Biden, on the other hand, is not and has never been the real leader of the Democrats. If you think back even to the primary season of 2020 he wasn’t exactly crushing it, losing in early states to Pete Buttigieg and Bernie Sanders. I don’t know what polling was being considered and what backroom meetings occurred, but it was only when a number of the more-moderate Democrat candidates dropped out right before Super Tuesday and endorsed him that Biden’s path really opened up.

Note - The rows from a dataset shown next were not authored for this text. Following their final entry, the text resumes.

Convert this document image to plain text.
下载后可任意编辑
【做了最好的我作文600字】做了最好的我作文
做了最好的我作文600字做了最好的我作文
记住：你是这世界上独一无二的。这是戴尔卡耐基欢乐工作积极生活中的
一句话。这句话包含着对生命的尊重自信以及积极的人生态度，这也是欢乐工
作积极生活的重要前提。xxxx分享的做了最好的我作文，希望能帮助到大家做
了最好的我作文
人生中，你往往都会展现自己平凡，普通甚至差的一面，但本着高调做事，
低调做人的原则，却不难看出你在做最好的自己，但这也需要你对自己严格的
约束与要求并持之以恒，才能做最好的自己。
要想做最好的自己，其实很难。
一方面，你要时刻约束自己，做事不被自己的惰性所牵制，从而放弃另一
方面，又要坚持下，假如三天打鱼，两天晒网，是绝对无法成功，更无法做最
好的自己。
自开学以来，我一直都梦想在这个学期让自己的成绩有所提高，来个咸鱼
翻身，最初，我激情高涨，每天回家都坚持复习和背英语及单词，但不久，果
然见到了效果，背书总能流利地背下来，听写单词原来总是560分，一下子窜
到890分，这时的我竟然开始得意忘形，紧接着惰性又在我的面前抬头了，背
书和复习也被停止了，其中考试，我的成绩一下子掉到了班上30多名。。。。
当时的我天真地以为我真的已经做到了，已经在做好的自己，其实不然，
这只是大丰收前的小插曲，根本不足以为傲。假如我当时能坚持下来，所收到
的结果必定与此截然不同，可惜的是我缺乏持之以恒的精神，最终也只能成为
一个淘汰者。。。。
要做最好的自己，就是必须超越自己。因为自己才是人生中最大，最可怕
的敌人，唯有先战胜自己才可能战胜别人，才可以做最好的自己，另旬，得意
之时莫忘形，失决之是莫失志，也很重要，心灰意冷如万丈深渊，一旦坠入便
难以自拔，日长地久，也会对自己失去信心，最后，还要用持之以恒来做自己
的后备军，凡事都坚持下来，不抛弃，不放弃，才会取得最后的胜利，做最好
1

So if Biden isn’t the informal and influential leader of the Democrats, who is? I suspect for now that its still former President Barack Obama. And no matter how much you may (or may not) like Obama, it’s not a good thing for a major political party’s most important leader to be one from the past, who has no more presidential terms available. It will be interesting to see if the Democrats can find, in one month’s time before their August convention in Chicago, more of their present leadership who can become their future.